Elastin is a fibrillar, elastic structural protein that is close to collagen and is found in most vertebrates.
Elastin is the main component of the elastic fibres of connective tissue. Elastin is made up of long, coiled polypeptide chains cross-linked by desmosin (condensation product of the amino acid lysine). This network structure determines the elasticity of the structural protein. The building blocks are glycine, alanine, valine, proline, leucine and isoleucine. They are present in the repeating partial sequence Gly-Gly-Val-Pro and Gly-Val-Pro-Gly. In vertebrate organisms, elastin is mainly found in organs in which elastic properties are of great functional importance, such as the lungs, skin and blood vessels. In particular, elastin in elastic fibres is responsible for the stretchability of large blood vessels (e.g. the aorta).
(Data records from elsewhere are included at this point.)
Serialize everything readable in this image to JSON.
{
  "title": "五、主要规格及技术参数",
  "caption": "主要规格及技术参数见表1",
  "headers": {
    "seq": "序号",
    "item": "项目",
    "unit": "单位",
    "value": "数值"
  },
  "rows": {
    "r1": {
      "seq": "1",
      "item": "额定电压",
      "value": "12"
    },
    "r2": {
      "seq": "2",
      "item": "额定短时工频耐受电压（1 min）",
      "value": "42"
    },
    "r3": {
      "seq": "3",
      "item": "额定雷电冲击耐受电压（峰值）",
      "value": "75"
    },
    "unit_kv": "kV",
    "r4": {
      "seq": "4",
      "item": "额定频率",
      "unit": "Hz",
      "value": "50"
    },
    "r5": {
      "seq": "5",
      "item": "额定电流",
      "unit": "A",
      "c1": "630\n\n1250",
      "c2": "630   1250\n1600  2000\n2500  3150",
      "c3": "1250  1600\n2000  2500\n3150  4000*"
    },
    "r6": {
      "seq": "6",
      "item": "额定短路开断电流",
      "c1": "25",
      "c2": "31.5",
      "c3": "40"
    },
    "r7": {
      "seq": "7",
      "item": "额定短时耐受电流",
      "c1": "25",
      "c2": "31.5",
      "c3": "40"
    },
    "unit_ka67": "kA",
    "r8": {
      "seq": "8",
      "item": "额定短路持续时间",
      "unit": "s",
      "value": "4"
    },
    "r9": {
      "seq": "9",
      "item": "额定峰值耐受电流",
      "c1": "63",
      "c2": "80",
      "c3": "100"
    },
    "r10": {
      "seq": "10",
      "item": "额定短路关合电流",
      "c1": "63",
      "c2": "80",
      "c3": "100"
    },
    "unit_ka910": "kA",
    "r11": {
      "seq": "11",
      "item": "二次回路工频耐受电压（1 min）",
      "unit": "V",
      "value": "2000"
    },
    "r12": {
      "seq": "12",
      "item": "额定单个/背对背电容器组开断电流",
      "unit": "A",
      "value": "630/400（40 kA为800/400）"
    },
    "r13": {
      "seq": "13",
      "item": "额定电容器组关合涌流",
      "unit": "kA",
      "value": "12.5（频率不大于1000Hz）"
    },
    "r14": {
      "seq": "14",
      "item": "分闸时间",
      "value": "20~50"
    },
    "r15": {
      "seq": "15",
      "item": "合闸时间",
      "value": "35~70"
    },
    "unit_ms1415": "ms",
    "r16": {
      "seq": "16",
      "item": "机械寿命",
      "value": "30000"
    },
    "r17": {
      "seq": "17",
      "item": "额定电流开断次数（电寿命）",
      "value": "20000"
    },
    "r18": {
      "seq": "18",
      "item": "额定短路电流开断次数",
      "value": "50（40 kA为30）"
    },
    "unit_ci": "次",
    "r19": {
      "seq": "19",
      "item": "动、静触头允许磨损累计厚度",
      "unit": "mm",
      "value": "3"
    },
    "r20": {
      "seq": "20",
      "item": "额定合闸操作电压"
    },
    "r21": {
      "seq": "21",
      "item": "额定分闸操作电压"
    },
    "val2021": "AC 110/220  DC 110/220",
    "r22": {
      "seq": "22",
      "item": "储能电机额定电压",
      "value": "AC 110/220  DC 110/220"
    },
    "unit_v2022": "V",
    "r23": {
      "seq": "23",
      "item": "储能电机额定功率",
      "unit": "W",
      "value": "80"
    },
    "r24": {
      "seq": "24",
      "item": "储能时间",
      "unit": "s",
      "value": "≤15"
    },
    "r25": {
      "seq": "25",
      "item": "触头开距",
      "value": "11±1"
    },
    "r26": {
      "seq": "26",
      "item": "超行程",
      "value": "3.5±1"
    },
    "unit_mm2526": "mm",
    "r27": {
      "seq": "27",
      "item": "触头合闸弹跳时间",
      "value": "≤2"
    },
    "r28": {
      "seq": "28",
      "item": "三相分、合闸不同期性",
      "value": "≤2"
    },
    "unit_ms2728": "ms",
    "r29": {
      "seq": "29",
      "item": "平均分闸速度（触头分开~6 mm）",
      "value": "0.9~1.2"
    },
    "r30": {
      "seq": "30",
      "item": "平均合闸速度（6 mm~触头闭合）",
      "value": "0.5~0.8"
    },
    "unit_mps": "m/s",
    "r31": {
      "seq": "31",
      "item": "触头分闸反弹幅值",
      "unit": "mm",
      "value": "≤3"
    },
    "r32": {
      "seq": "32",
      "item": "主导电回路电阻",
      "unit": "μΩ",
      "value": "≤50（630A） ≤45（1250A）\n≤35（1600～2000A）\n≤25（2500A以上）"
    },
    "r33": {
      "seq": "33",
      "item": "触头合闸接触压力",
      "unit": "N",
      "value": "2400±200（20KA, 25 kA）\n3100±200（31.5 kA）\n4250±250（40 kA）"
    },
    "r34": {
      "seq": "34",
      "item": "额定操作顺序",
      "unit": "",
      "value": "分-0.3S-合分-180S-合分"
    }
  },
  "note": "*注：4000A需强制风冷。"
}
Elastin is secreted by fibroblasts in a soluble, non-cross-linked form (tropoelastin) and then cross-linked by the enzyme lysyl oxidase (LOX). The amino acid lysine is responsible for this cross-linking.
Copper deficiency and mutations in the LOX gene (The LOX gene, chromosome 5 gene locus q23.3-q31.2, encodes lysyl oxidase) can lead to a reduction in the enzyme activity of lysyl oxidase and to cutis laxa.
Mutations in the elastin gene (chromosome 7q11.23) cause disorders of elastin. The associated clinical pictures are autosomal dominant cutis laxa (ADCL) and supravalvular aortic stenosis (SVAS).
The physical property "elasticity" distinguishes the structural protein elastin from the related structural protein collagen. Due to the close bond between collagen and elastin in tissues (e.g. in large vessels), both elastic and tear-resistant properties are mediated.
Histologically, elastin can be represented by the Elastica van Gieson staining (EvG staining).
Elastin is a very durable protein with a half-life of > 70 years. The formation of elastin begins before birth and is only continued in the first years of life.
In the skin, the elastic fibres are responsible for the skin's state of tension. UV rays have been proven to damage elastin. It is transformed into a homogeneously clumsy material(elastosis). The (irreversible) UV-induced elastotic degeneration of elastin in the skin is called actinic elastosis. It causes loss of elasticity and wrinkling of the skin.
Elastin has a high resistance to most proteases. The proteases that can split elastin are called elastases. They can break down elastin and other scleroproteins, e.g. collagen type I, II, III, IV, VIII, IX, X and XI, as well as structural glycoproteins. Physiological counterparts are alpha1-antitrypsin and alpha2-macroglobulin. If the amount of alpha1-antitrypsin is insufficient, the elastase has a destructive effect (e.g. in pulmonary emphysema). Other diseases in which neutrophil elastase appears to play a significant role are cystic fibrosis, adult respiratory distress syndrome (ARDS), rheumatoid arthritis and infectious diseases.